Внизу, на первом этаже, мраморный, или, как он назывался в семье, белый зал. Большая комната, кресла, пианино, паркет. Вернее, это вовсе не паркет. Путешествуя по Европе, братья увидели паркет, но не знали, как его сделать, и тогда на дощатых полах появилось тонкое покрытие воска, на воске рисунок, и все это хранится уже с полвека, и все это прекрасно, и до сих пор специалисты не возьмут в толк, как это сделано. Братья Клаудзит принадлежали к той удивительной породе людей, которые стремились все сделать своими руками, и эти люди меня всегда восхищали, я всегда завидовал их упорству и умению.

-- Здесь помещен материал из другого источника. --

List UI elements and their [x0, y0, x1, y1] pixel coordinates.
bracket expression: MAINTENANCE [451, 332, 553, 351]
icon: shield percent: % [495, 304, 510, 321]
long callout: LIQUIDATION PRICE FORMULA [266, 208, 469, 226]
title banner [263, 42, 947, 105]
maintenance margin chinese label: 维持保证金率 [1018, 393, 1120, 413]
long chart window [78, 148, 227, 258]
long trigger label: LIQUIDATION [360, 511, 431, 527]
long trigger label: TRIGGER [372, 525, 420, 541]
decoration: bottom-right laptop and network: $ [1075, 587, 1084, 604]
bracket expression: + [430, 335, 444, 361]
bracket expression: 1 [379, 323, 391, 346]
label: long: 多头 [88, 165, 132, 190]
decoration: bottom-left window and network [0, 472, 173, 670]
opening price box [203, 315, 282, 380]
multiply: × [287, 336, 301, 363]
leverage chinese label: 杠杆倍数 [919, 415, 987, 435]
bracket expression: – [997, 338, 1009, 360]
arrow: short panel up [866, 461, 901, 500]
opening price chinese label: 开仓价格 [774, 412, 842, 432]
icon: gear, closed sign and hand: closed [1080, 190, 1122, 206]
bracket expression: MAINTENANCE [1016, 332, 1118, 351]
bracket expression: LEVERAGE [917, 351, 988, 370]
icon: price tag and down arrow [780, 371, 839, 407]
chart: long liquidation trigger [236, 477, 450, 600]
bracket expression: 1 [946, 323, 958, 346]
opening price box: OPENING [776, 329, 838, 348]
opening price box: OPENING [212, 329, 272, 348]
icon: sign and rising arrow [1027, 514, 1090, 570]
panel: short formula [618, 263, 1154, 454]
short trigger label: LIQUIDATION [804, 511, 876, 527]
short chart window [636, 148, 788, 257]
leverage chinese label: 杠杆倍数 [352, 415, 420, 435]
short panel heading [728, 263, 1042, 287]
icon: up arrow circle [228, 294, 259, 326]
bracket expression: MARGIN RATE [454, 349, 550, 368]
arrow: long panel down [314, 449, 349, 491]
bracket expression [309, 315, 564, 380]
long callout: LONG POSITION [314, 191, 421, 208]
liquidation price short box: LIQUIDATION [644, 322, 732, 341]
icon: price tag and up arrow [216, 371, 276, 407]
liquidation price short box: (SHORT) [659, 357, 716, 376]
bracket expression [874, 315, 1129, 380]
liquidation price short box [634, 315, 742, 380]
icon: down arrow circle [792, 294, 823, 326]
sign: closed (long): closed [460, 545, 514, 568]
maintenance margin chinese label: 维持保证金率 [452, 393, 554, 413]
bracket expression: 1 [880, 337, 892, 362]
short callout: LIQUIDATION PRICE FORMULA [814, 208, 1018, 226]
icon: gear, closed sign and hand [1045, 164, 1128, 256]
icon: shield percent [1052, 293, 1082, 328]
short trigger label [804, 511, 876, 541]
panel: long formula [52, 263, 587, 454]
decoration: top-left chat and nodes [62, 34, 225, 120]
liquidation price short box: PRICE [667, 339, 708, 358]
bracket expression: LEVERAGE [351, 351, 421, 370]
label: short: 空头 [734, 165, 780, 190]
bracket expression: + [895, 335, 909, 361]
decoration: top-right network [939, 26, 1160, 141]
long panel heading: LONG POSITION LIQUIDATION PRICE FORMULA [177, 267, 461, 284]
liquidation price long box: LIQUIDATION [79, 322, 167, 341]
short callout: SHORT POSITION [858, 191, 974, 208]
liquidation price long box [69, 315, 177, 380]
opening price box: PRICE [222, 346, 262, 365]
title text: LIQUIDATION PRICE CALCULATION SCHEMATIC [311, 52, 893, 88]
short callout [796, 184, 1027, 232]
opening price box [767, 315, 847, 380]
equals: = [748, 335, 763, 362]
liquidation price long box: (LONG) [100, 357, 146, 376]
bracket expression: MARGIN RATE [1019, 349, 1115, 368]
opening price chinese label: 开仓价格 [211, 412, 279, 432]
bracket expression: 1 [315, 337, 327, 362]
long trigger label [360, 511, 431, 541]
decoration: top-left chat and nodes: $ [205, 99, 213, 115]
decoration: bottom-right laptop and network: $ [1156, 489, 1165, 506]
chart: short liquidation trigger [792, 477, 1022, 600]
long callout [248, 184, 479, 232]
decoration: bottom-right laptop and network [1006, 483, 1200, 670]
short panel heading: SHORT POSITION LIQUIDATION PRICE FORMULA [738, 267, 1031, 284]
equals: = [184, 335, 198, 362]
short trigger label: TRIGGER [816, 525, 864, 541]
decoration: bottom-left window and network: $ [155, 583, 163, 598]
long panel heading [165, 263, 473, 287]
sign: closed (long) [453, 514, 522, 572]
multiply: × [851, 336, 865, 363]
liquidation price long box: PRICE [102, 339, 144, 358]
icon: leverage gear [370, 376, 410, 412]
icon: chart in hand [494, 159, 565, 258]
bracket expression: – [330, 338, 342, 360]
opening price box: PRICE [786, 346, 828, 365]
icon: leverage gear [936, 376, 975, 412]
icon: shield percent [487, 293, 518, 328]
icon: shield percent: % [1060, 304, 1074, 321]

Рядом с домом еще два подсобных помещения. Одно из них — столярная мастерская с невероятным количеством инструмента, другое — нечто вроде кладовой. И, возвращаясь из этой кладовой обратно в дом, на полдороге, рядом с тропинкой, я увидел огромную глыбу из красного мрамора. Сами братья похоронены в двух километрах, на холме, там свои памятники, но, думал я, что бы могла означать эта глыба мрамора тут, возле тропинки? Заметив мое недоумение, экскурсовод остановился, сказал тихо и печально, впервые заговорив по-русски:
— Это то самое роковое место, на котором упал последний из братьев.
— То есть как упал?
— Он нес из сарая в дом кошелку с яблоками. Была осень, в тот день как раз был сбор яблок. Он нес кошелку и на этом самом месте упал. У него было слабое сердце.